In [8]:
from pyspark.sql import functions as F

In [9]:
dataset = spark.read.json("twitter.medium")

A function to parse date:

In [10]:
from datetime import datetime
from operator import add

def parse_date(date_field):
    date_parts = date_field.split()
    date_str = "%s/%s/%s:%s" % (date_parts[2],
                                date_parts[1],
                                date_parts[5],
                                date_parts[3])
    return datetime.strptime(date_str, '%d/%b/%Y:%H:%M:%S')

Register temp table for SQL:

In [11]:
dataset.registerTempTable("tweets")

# Tweets-oriented

Tweets per day, month, year

In [14]:

tweets_per_day = dataset.rdd.map(lambda x: (parse_date(x.created_at).strftime("%Y-%m-%d"), 1)).reduceByKey(add)
tweets_per_day.take(5)


[('2013-03-07', 452),
 ('2013-03-10', 741),
 ('2013-03-05', 419),
 ('2013-03-03', 819),
 ('2013-03-16', 585)]

Interactions per day, month, year

In [15]:
interactions_per_day = dataset.rdd.map(lambda x: (parse_date(x.user.created_at).strftime("%Y-%m-%d"), x.favorite_count + x.retweet_count)).reduceByKey(add)
interactions_per_day.take(5)

[('2011-01-14', 0),
 ('2008-10-21', 0),
 ('2008-11-28', 0),
 ('2008-08-15', 0),
 ('2010-06-16', 0)]

# Movies-oriented

Tweets per movie per day

In [None]:
movies_tweets_per_day = dataset.rdd.map(lambda x: ((x.entities.urls[0].display_url, parse_date(x.user.created_at).strftime("%Y-%m-%d")), 1)).reduceByKey(add)

Engagement per movie

In [None]:
movies_engagement = spark.sql("select entities.urls[0].display_url as movie, "+\
               "sum(favorite_count) + sum(retweet_count) as engagement "
               "from tweets "+\
               "group by entities.urls[0].display_url")

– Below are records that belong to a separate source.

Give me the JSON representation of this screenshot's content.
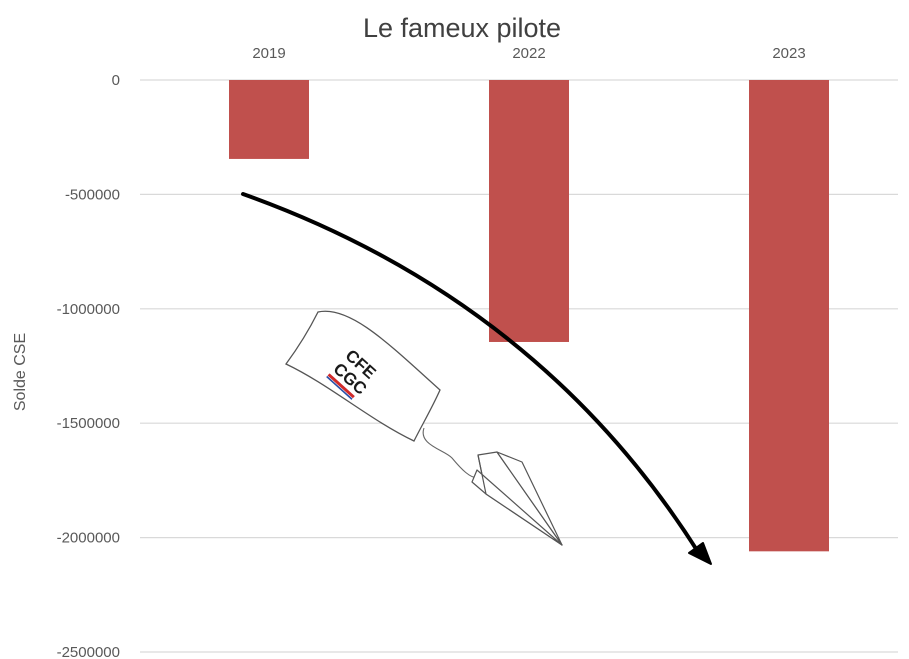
{
  "chart_data": {
    "type": "bar",
    "title": "Le fameux pilote",
    "xlabel": "",
    "ylabel": "Solde CSE",
    "categories": [
      "2019",
      "2022",
      "2023"
    ],
    "values": [
      -345000,
      -1145000,
      -2060000
    ],
    "ylim": [
      -2500000,
      0
    ],
    "yticks": [
      0,
      -500000,
      -1000000,
      -1500000,
      -2000000,
      -2500000
    ],
    "category_axis_position": "top",
    "grid": true,
    "legend": "none",
    "bar_color": "#c0504d",
    "annotations": {
      "trend_arrow": "downward curved black arrow",
      "logo_flag_text": [
        "CFE",
        "CGC"
      ],
      "paper_plane": "paper plane towing a CFE-CGC banner"
    }
  }
}
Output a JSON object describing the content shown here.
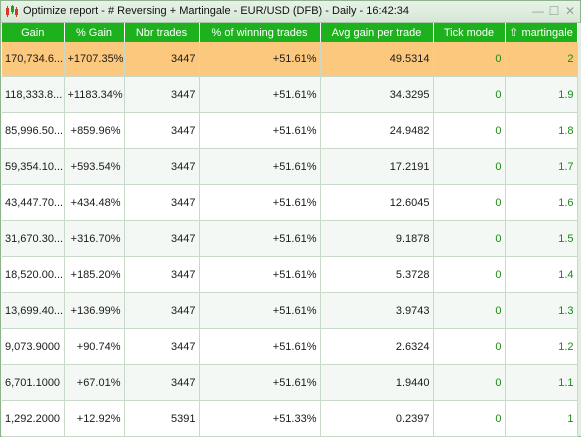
{
  "window": {
    "title": "Optimize report - # Reversing + Martingale - EUR/USD (DFB) - Daily - 16:42:34",
    "minimize_label": "—",
    "maximize_label": "☐",
    "close_label": "✕"
  },
  "table": {
    "columns": [
      "Gain",
      "% Gain",
      "Nbr trades",
      "% of winning trades",
      "Avg gain per trade",
      "Tick mode",
      "martingale"
    ],
    "sort_indicator": "⇧",
    "rows": [
      {
        "gain": "170,734.6...",
        "pct_gain": "+1707.35%",
        "trades": "3447",
        "win_pct": "+51.61%",
        "avg_gain": "49.5314",
        "tick_mode": "0",
        "martingale": "2"
      },
      {
        "gain": "118,333.8...",
        "pct_gain": "+1183.34%",
        "trades": "3447",
        "win_pct": "+51.61%",
        "avg_gain": "34.3295",
        "tick_mode": "0",
        "martingale": "1.9"
      },
      {
        "gain": "85,996.50...",
        "pct_gain": "+859.96%",
        "trades": "3447",
        "win_pct": "+51.61%",
        "avg_gain": "24.9482",
        "tick_mode": "0",
        "martingale": "1.8"
      },
      {
        "gain": "59,354.10...",
        "pct_gain": "+593.54%",
        "trades": "3447",
        "win_pct": "+51.61%",
        "avg_gain": "17.2191",
        "tick_mode": "0",
        "martingale": "1.7"
      },
      {
        "gain": "43,447.70...",
        "pct_gain": "+434.48%",
        "trades": "3447",
        "win_pct": "+51.61%",
        "avg_gain": "12.6045",
        "tick_mode": "0",
        "martingale": "1.6"
      },
      {
        "gain": "31,670.30...",
        "pct_gain": "+316.70%",
        "trades": "3447",
        "win_pct": "+51.61%",
        "avg_gain": "9.1878",
        "tick_mode": "0",
        "martingale": "1.5"
      },
      {
        "gain": "18,520.00...",
        "pct_gain": "+185.20%",
        "trades": "3447",
        "win_pct": "+51.61%",
        "avg_gain": "5.3728",
        "tick_mode": "0",
        "martingale": "1.4"
      },
      {
        "gain": "13,699.40...",
        "pct_gain": "+136.99%",
        "trades": "3447",
        "win_pct": "+51.61%",
        "avg_gain": "3.9743",
        "tick_mode": "0",
        "martingale": "1.3"
      },
      {
        "gain": "9,073.9000",
        "pct_gain": "+90.74%",
        "trades": "3447",
        "win_pct": "+51.61%",
        "avg_gain": "2.6324",
        "tick_mode": "0",
        "martingale": "1.2"
      },
      {
        "gain": "6,701.1000",
        "pct_gain": "+67.01%",
        "trades": "3447",
        "win_pct": "+51.61%",
        "avg_gain": "1.9440",
        "tick_mode": "0",
        "martingale": "1.1"
      },
      {
        "gain": "1,292.2000",
        "pct_gain": "+12.92%",
        "trades": "5391",
        "win_pct": "+51.33%",
        "avg_gain": "0.2397",
        "tick_mode": "0",
        "martingale": "1"
      }
    ]
  },
  "colors": {
    "header_bg": "#1db21d",
    "highlight_row": "#fbc87d",
    "value_green": "#1a8a1a"
  },
  "icons": {
    "app": "candlestick-chart-icon"
  }
}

Popularity per movie per language:

In [None]:
movies_language_pop = dataset.select(F.explode("entities.urls").alias("col"), F.col("lang").alias("language"))\
    .select(F.col("col.display_url").alias("movie"), "language")\
    .groupBy("movie", "language")\
    .count()

# Users-oriented

Number of followers, favourites, statuses and listings per user, oldest and newest data:

In [None]:
user_stats = spark.sql("select x.screen_name, " \
          + "t1.user.followers_count as old_followers, t1.user.favourites_count as old_favourites, t1.user.statuses_count as old_statuses, t1.user.listed_count as old_listed, " \
          + "t2.user.followers_count as new_followers, t2.user.favourites_count as new_favourites, t2.user.statuses_count as new_statuses, t2.user.listed_count as new_listed " \
          + "from (select user.screen_name, max(created_at) as new, min(created_at) as old from tweets group by user.screen_name) x " 
          + "join tweets t1 on t1.user.screen_name = x.screen_name and t1.created_at = x.old " \
          + "join tweets t2 on t2.user.screen_name = x.screen_name and t2.created_at = x.new")